I bought several Hammonds and sold a few. One was an M3 I picked up in Eugene that I think wasn’t working when I got it. Dad and I replaced a tube and resoldered a couple connections on the tone generator and it was up and running again. We also added a 1/4″ line-out box, making it more desirable and sell-able. That’s my plan for two more M3s and an M2 I have. I also ended up with a chopped M2, but it’s just enough of a novelty that I might hang onto it. Same with the Model M spinet I got – Hammond’s first spinet organ, and the first to feature smooth drawbars instead of the ratchet-action kind used on consoles of that era. It doesn’t sound particularly cool or anything, but sometimes you want the spinet sound. Booker T. Jones famously used an M3 on Green Onions, and they’re wired a little differently from full-size consoles. For the most part, though, playing a Spinet feels like I’ve only got half an organ. Very little low end with the short keyboards and reduced pedalboard, and very little high end without foldback (a system of reusing tones instead of just cutting them out when they’re higher than those it can create). I also sold an A100 that Dad and I had since about 2000 or 2001 with a Leslie 122 I bought in Yakima. It was not getting played, and there were some bad memories attached to it from when Dad and I fried the upper manual trying to fix a really small problem. We had the upper manual replaced years ago, but I never felt like playing it. I’m also about to semi-permanently loan my first full-size console to Sarah Clarke, Dirty Revival’s vocalist. She’s a skilled keyboardist, and definitely reads sheet music better than I can. It’s a “B3,” kind of – A100 guts transplanted into a B2 case. It’s been sitting in my garage for too long. With it will be a Leslie 21H I picked up in Prineville, OR when the band was nearby in Bend. It wasn’t making sound, which turned out to only be a bad fuse, but I’d already ordered a rebuild kit, so I went ahead and replaced all the ancient wax-and-paper capacitors in the amp.

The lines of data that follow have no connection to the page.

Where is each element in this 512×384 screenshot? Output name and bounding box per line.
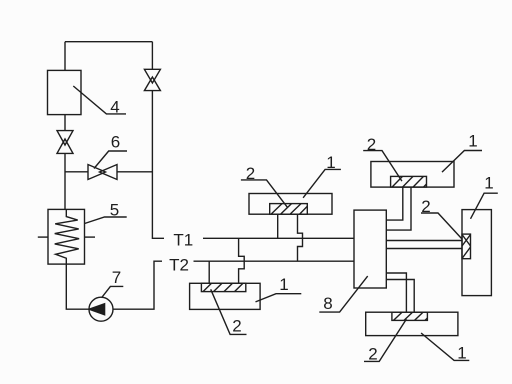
svg-text:2: 2 (368, 345, 377, 364)
heater 2 of top-right mold (391, 176, 427, 187)
label 4 leader (73, 86, 126, 114)
svg-text:7: 7 (112, 268, 121, 287)
wire bypass left (65, 171, 88, 173)
label 5 leader (85, 217, 127, 224)
svg-text:1: 1 (279, 275, 288, 294)
mold 1 top-right (371, 162, 454, 188)
heat exchanger left stub (38, 236, 48, 238)
valve below tank (57, 131, 73, 154)
pipe manifold to right mold lower (386, 248, 462, 250)
label 2 leader (bottom-left mold) (211, 289, 247, 334)
pump 7 (89, 297, 113, 321)
wire top-center mold to T2 with jog over T1 (298, 214, 303, 261)
heater 2 of top-center mold (270, 204, 308, 215)
label 2 leader (bottom-right mold) (364, 319, 406, 361)
svg-text:2: 2 (421, 197, 430, 216)
svg-text:T2: T2 (169, 256, 189, 275)
wire top-right mold port A to manifold (386, 187, 403, 220)
wire T2 bus (194, 260, 355, 262)
label 1 leader (top-center mold) (303, 169, 341, 197)
label 7 leader (102, 286, 124, 297)
wire top horizontal (65, 41, 152, 43)
mold 1 top-center (249, 194, 332, 215)
svg-text:1: 1 (468, 132, 477, 151)
wire pump to T2 (113, 261, 162, 309)
tank 4 (48, 70, 82, 114)
label 6 leader (94, 151, 127, 169)
heat exchanger coil (55, 209, 79, 264)
svg-text:5: 5 (110, 201, 119, 220)
wire bottom-left mold to T1 with jog over T2 (239, 238, 245, 283)
pipe manifold to right mold upper (386, 240, 462, 242)
wire right vertical down to T1 (152, 91, 164, 239)
heat exchanger right stub (85, 236, 96, 238)
svg-text:8: 8 (323, 294, 332, 313)
wire top-left vertical (64, 42, 66, 71)
label 2 leader (top-right mold) (363, 151, 402, 182)
wire top-right mold port B to manifold (386, 187, 411, 230)
valve top-right (144, 69, 160, 90)
mold 1 bottom-right (366, 312, 458, 335)
label 8 leader (319, 276, 367, 312)
wire heat exchanger to pump (66, 264, 89, 309)
svg-text:4: 4 (110, 98, 119, 117)
heat exchanger 5 (48, 209, 85, 264)
label 1 leader (right mold) (471, 193, 498, 219)
mold 1 bottom-left (190, 283, 261, 309)
wire valve to heat exchanger (64, 153, 66, 209)
wire top-right vertical (151, 42, 153, 70)
svg-text:1: 1 (484, 174, 493, 193)
label 2 leader (right mold) (421, 213, 462, 239)
heater 2 of bottom-right mold (392, 312, 428, 320)
wire bottom-right mold port B to manifold (386, 280, 414, 313)
mold 1 right (462, 210, 491, 296)
label 2 leader (top-center mold) (241, 180, 287, 207)
svg-text:T1: T1 (173, 230, 193, 249)
svg-text:2: 2 (232, 317, 241, 336)
manifold 8 (354, 210, 386, 288)
bypass valve 6 (88, 165, 117, 180)
svg-text:1: 1 (457, 343, 466, 362)
svg-text:6: 6 (111, 133, 120, 152)
wire tank to valve (64, 115, 66, 131)
wire bottom-right mold port A to manifold (386, 273, 406, 312)
heater 2 of right mold (462, 234, 471, 259)
wire bypass right (117, 171, 152, 173)
label 1 leader (bottom-right mold) (421, 333, 469, 360)
wire T1 bus (203, 237, 354, 239)
wire top-center mold to T1 (277, 214, 279, 238)
heater 2 of bottom-left mold (201, 283, 245, 291)
label 1 leader (bottom-left mold) (256, 294, 302, 302)
wire bottom-left mold to T2 (208, 261, 210, 283)
svg-text:2: 2 (367, 135, 376, 154)
svg-text:1: 1 (326, 153, 335, 172)
label 1 leader (top-right mold) (442, 151, 482, 173)
svg-text:2: 2 (246, 164, 255, 183)
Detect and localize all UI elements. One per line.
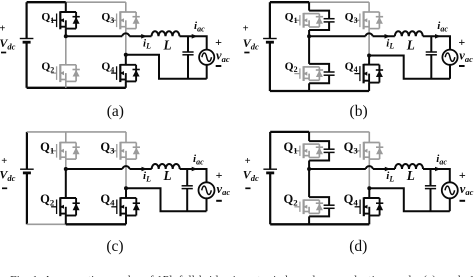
svg-text:Fig. 1. An operation modes of: Fig. 1. An operation modes of 1Ph full-b…: [10, 273, 474, 277]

Other projects include repairing and upgrading the many other Hammonds and Leslies I have. After getting the capacitors replaced in my chop, I realized that it’s something I’d like to ideally do to every organ I own. There’s so much more definition to the sound. Clearer highs, clearer lows. It’s so much more expressive and a joy to play! I also plan to put some custom high-power Leslie innards into a 760 cabinet, Leslie’s tolex “pro-line” road-ready model. The 22H I got with my Model A in Garibaldi, OR had a custom solid state amplifier and a massive JBL 2482 tweeter and Gauss 15″ bass speaker. The tone isn’t right for the classic Hammond sound, but they were used in some 70s rock groups like Blue Cheer. Lately, I’ve been playing more rock with LiquidLight (I have yet to do a show with them, but everyone’s pretty busy). It’s a perfect setting to use that, where the guitarists have Marshall stacks – I’ll be able to actually keep up! I also recently bought a Vox Super Continental combo organ, another rock keyboard classic. Maybe soon I’ll take my tech up on buying his “extra” Farfisa Compact Duo. I had hoped to buy a vintage synthesizer this winter, but continued problems coordinating with the seller and his raising the price on me prevented that from happening. There are so many vintage synths I’d like to own, but many of them have completely stupid prices these days. I can’t imagine paying much more than $5000 for any electric instrument.

There’s also the piano! I never did post the full saga of how I ended up with a 100-year-old, 9-foot Steinway concert grand in my living room. Again, another time. For now I’ll just say it sounds incredible and I try to play it every day. I feel extremely guilty if I don’t.

I suppose that’s all for now. Cheers!